Subscription publishing
Authors of journal articles that will be published as subscription access will typically be asked to sign a copyright transfer agreement that transfers the rights of the copyright owner to the publisher. Authors may retain certain rights, but any usage beyond those defined in the agreement will require permission from the publisher. That applies to authors of the article as well as readers. A less common form of publishing agreement is a licence to publish, which grants the publisher just the necessary rights to publish the paper with the author retaining copyright. However, in practice many licence to publish agreements still define specific conditions for reuse.

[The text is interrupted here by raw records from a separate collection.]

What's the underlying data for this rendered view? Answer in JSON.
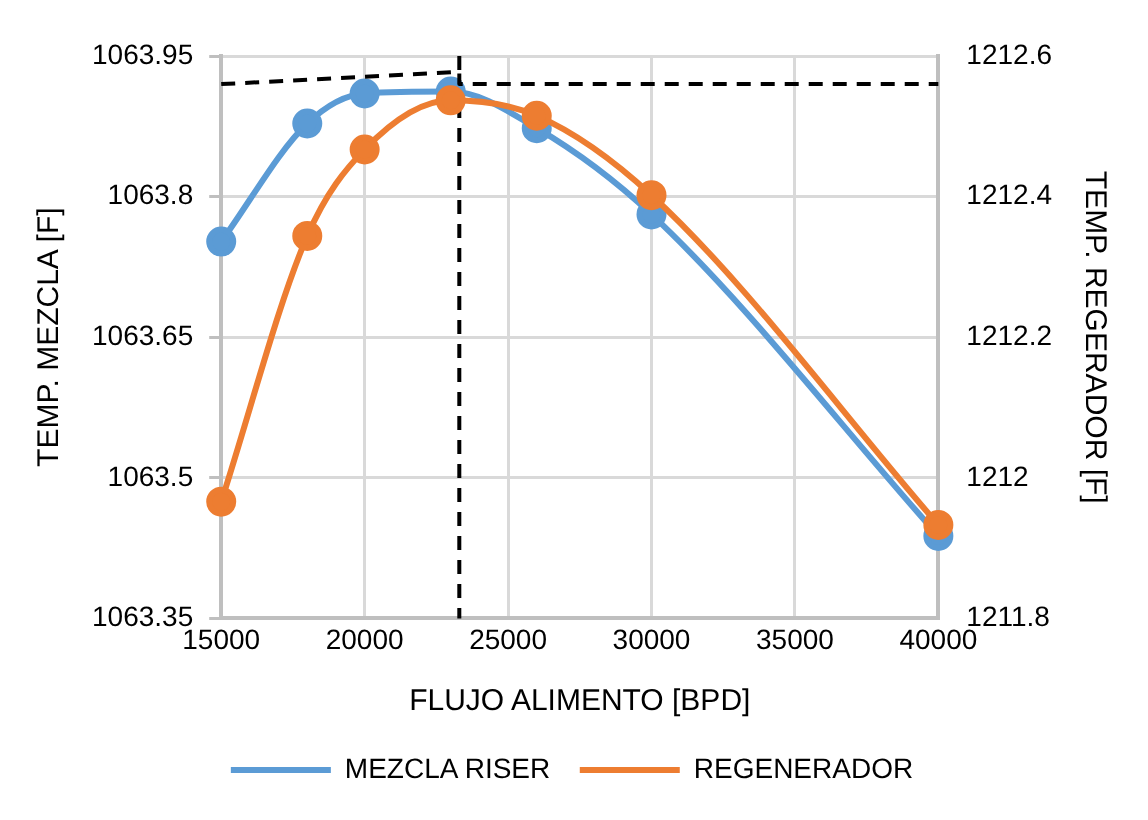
{
  "chart_data": {
    "type": "line",
    "xlabel": "FLUJO ALIMENTO [BPD]",
    "ylabel": "TEMP. MEZCLA [F]",
    "y2label": "TEMP. REGERADOR [F]",
    "x": [
      15000,
      18000,
      20000,
      23000,
      26000,
      30000,
      40000
    ],
    "series": [
      {
        "name": "MEZCLA RISER",
        "color": "#5b9bd5",
        "values": [
          1063.752,
          1063.878,
          1063.91,
          1063.912,
          1063.873,
          1063.781,
          1063.438
        ]
      },
      {
        "name": "REGENERADOR",
        "color": "#ed7d31",
        "axis": "y2",
        "values": [
          1211.966,
          1212.344,
          1212.467,
          1212.537,
          1212.515,
          1212.402,
          1211.933
        ]
      },
      {
        "color": "#000000",
        "line_style": "dashed",
        "marker": "none",
        "x": [
          15000,
          23300,
          23300,
          40000
        ],
        "values": [
          1063.92,
          1063.933,
          1063.92,
          1063.92
        ]
      }
    ],
    "ref_lines": [
      {
        "axis": "x",
        "value": 23300,
        "color": "#000000",
        "line_style": "dashed"
      }
    ],
    "xlim": [
      15000,
      40000
    ],
    "xticks": [
      15000,
      20000,
      25000,
      30000,
      35000,
      40000
    ],
    "ylim": [
      1063.35,
      1063.95
    ],
    "yticks": [
      1063.35,
      1063.5,
      1063.65,
      1063.8,
      1063.95
    ],
    "y2lim": [
      1211.8,
      1212.6
    ],
    "y2ticks": [
      1211.8,
      1212,
      1212.2,
      1212.4,
      1212.6
    ],
    "grid": true,
    "legend": "bottom",
    "marker": "circle",
    "line_style": "solid"
  }
}
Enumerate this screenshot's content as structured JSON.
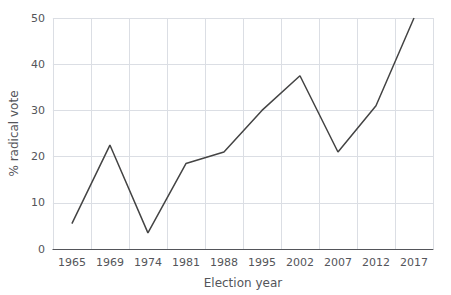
{
  "chart_data": {
    "type": "line",
    "categories": [
      "1965",
      "1969",
      "1974",
      "1981",
      "1988",
      "1995",
      "2002",
      "2007",
      "2012",
      "2017"
    ],
    "values": [
      5.5,
      22.5,
      3.5,
      18.5,
      21.0,
      30.0,
      37.5,
      21.0,
      31.0,
      50.0
    ],
    "xlabel": "Election year",
    "ylabel": "% radical vote",
    "ylim": [
      0,
      50
    ],
    "yticks": [
      0,
      10,
      20,
      30,
      40,
      50
    ],
    "color": "#444444",
    "grid": true
  }
}
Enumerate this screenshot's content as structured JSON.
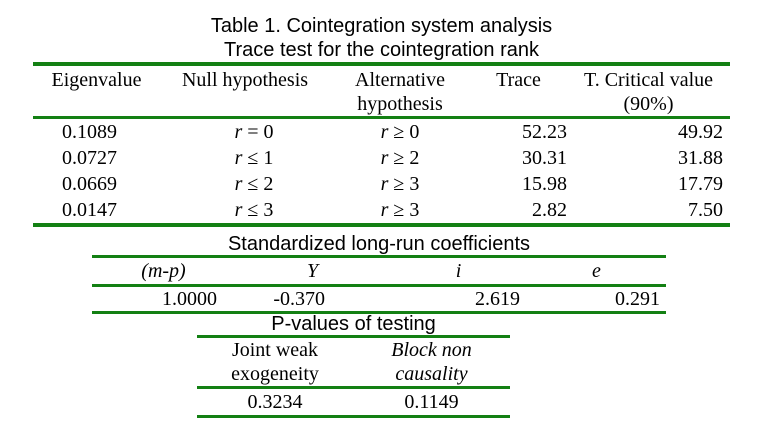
{
  "title": {
    "line1": "Table 1. Cointegration system analysis",
    "line2": "Trace test for the cointegration rank"
  },
  "trace_table": {
    "headers": {
      "eigenvalue": "Eigenvalue",
      "null_hypothesis": "Null hypothesis",
      "alternative_line1": "Alternative",
      "alternative_line2": "hypothesis",
      "trace": "Trace",
      "critical_line1": "T. Critical value",
      "critical_line2": "(90%)"
    },
    "rows": [
      {
        "eigenvalue": "0.1089",
        "null": {
          "var": "r",
          "op": "=",
          "val": "0"
        },
        "alt": {
          "var": "r",
          "op": "≥",
          "val": "0"
        },
        "trace": "52.23",
        "critical": "49.92"
      },
      {
        "eigenvalue": "0.0727",
        "null": {
          "var": "r",
          "op": "≤",
          "val": "1"
        },
        "alt": {
          "var": "r",
          "op": "≥",
          "val": "2"
        },
        "trace": "30.31",
        "critical": "31.88"
      },
      {
        "eigenvalue": "0.0669",
        "null": {
          "var": "r",
          "op": "≤",
          "val": "2"
        },
        "alt": {
          "var": "r",
          "op": "≥",
          "val": "3"
        },
        "trace": "15.98",
        "critical": "17.79"
      },
      {
        "eigenvalue": "0.0147",
        "null": {
          "var": "r",
          "op": "≤",
          "val": "3"
        },
        "alt": {
          "var": "r",
          "op": "≥",
          "val": "3"
        },
        "trace": "2.82",
        "critical": "7.50"
      }
    ]
  },
  "coefficients": {
    "heading": "Standardized long-run coefficients",
    "headers": [
      "(m-p)",
      "Y",
      "i",
      "e"
    ],
    "values": [
      "1.0000",
      "-0.370",
      "2.619",
      "0.291"
    ]
  },
  "pvalues": {
    "heading": "P-values of testing",
    "col1_line1": "Joint weak",
    "col1_line2": "exogeneity",
    "col2_line1": "Block non",
    "col2_line2": "causality",
    "values": [
      "0.3234",
      "0.1149"
    ]
  },
  "colors": {
    "rule_green": "#138013",
    "text": "#000000",
    "background": "#ffffff"
  }
}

Before signing a publishing agreement authors should ensure that they retain sufficeint rights to share a version of the paper to meet the open access requirements of funders, the University and for REF. If not, you may be able to modify the terms of the agreement to allow this. Please note that the publishing agreements of many journals impose terms that may prevent compliance with such requirements via the green route to open access. Authors may therefore need to retain the right to make their accepted manuscript open access on publication under the CC BY licence. Please refer to our guidance on the University Research Publications & Copyright Policy for more information on how we can support you with this.
Open Access publishing
With an open access publication, the publishing agreement will ask you to agree to an open licence that grants broad reuse rights to end users.

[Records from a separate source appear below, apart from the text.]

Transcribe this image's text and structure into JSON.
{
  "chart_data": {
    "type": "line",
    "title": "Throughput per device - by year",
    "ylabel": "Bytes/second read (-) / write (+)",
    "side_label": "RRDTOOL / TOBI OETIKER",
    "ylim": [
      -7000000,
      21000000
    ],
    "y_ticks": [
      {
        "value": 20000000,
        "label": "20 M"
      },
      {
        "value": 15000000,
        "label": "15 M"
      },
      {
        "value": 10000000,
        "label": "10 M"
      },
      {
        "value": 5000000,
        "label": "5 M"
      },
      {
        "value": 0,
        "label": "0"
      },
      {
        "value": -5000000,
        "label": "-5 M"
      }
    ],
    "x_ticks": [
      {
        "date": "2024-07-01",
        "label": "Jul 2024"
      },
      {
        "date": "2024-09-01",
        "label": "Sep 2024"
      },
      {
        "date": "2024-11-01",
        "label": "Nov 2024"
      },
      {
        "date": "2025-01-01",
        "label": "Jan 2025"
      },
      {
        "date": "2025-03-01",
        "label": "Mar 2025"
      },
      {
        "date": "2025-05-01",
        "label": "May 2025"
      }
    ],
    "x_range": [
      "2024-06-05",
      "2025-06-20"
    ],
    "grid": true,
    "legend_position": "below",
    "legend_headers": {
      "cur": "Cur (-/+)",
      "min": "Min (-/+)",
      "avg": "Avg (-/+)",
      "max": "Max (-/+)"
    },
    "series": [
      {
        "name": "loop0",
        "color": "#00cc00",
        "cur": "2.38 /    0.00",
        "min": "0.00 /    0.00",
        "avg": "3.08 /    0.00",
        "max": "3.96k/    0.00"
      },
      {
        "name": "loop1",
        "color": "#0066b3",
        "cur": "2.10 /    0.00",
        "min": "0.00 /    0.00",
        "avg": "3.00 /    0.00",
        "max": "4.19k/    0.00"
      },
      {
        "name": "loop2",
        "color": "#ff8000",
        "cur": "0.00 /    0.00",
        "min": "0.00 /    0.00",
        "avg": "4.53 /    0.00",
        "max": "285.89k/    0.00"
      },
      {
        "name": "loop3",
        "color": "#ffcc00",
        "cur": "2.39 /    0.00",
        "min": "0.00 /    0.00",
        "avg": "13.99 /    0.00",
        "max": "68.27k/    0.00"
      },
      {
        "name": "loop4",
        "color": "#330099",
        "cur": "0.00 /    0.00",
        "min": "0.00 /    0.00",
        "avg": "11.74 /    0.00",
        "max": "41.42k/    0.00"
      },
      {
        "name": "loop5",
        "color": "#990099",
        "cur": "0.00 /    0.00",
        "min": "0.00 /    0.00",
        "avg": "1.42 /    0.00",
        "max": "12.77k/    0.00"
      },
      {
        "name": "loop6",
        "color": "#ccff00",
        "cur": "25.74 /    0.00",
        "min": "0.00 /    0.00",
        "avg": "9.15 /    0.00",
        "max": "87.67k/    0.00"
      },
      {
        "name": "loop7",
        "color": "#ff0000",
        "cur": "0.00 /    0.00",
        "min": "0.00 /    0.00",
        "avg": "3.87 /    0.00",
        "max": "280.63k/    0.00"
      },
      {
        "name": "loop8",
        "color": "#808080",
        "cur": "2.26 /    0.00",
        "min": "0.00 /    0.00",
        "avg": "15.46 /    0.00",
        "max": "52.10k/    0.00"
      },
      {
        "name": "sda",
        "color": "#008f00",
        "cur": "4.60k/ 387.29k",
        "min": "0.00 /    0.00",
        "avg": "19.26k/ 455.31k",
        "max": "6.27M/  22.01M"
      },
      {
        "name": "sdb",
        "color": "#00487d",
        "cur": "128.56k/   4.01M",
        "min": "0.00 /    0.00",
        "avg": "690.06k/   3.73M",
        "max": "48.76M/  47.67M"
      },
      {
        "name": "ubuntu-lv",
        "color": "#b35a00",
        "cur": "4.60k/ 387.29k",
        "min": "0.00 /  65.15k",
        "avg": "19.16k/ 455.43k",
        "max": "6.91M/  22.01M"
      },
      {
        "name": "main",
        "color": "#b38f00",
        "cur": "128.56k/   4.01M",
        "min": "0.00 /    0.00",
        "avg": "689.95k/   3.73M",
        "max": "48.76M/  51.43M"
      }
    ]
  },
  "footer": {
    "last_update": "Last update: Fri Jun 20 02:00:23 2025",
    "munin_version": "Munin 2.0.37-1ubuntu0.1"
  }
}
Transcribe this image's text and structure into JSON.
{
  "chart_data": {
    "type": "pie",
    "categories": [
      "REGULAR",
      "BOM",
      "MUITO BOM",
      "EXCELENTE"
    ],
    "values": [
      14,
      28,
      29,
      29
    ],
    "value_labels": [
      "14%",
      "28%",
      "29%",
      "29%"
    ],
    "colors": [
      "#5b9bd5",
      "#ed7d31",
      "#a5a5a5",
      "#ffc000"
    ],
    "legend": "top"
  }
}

The Creative Commons Licences are commonly used for this purpose as they grant permissions in a standardised manner, are relatively easy to understand and require that credit is provided for the original creation.
The most commonly used creative commons licences are:
- CC BY – attribution license. allows others to distribute and build upon your work, even commercially, as long as they give appropriate credit and indicate if changes were made.

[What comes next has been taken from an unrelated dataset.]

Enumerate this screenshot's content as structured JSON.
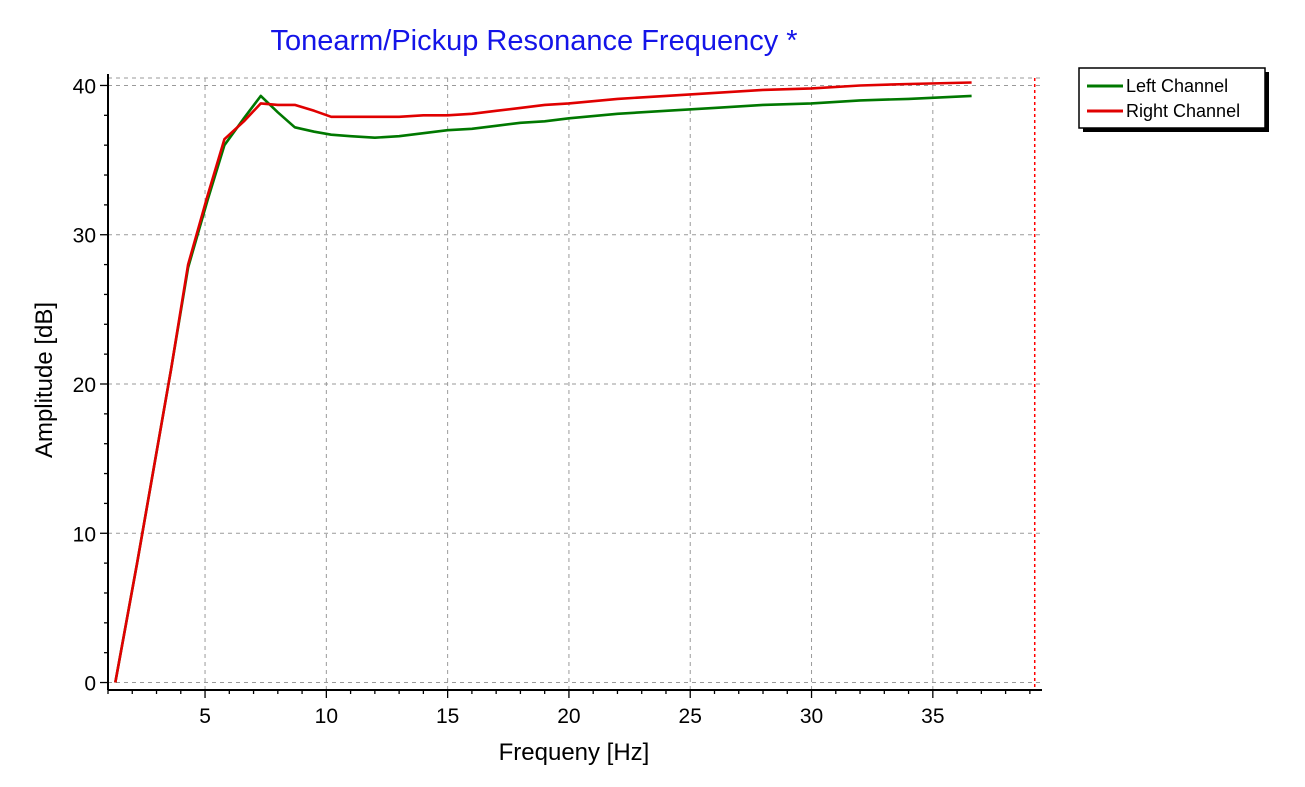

- CC BY-NC – attribution, non-commercial license. Allows others to distribute and build upon your work for non-commercial purposes only, as long as they give appropriate credit and indicate if changes were made.
- CC BY-NC-ND – attribution, non-commercial, no derivatives license. Allows others to redistribute the work for non-commercial purposes, as long as they are not changed in any way and they give appropriate credit.
Find out more about these and other open licences on the Creative Commons website
While the University does not mandate a specific licence for publications, authors are encouraged to select CC BY to maximse the potential access to and reuse of research. Some research funders require the CC BY is applied to open access publications. this includes the UKRI, Wellcome, EU and NIHR.
Crown copyright
Crown copyright applies only where the authors of the work are employees of the British or British Commonwealth Government and have prepared the work in connection with their official duties. For example, NIHR reports and publications by civil servants or employees of Public Health England.
Authors whose work is subject to crown copyright cannot assign copyright to the publisher (as they do not own it). Instead authors should grant the publisher a non-exclusive licence to reproduce and distribute the work. The Open Government Licence (OGL) is a licence that allows authors to license work that is subject to crown copyright. The terms of the OGL are equivalent to those of creative commons licences.
Third party copyright for self-archiving
Just as copyright protects your work, it also protects the work of other people. Therefore if your publication contains any copyright material sourced from third parties (e.g. illustrations, photographs, charts or maps), you will need to obtain the necessary permissions to reproduce these. Even if you have already acquired permissions to use these in your publication, you may need to check these permissions also allow you to make a version of the publication open access in ePrints.
Please note that while the open access team check each paper uploaded to MyImpact complies with the publisher's policy for open access, we cannot review the content of manuscripts to check for third party content. Responsibility for the content of uploaded manuscripts remains with the author.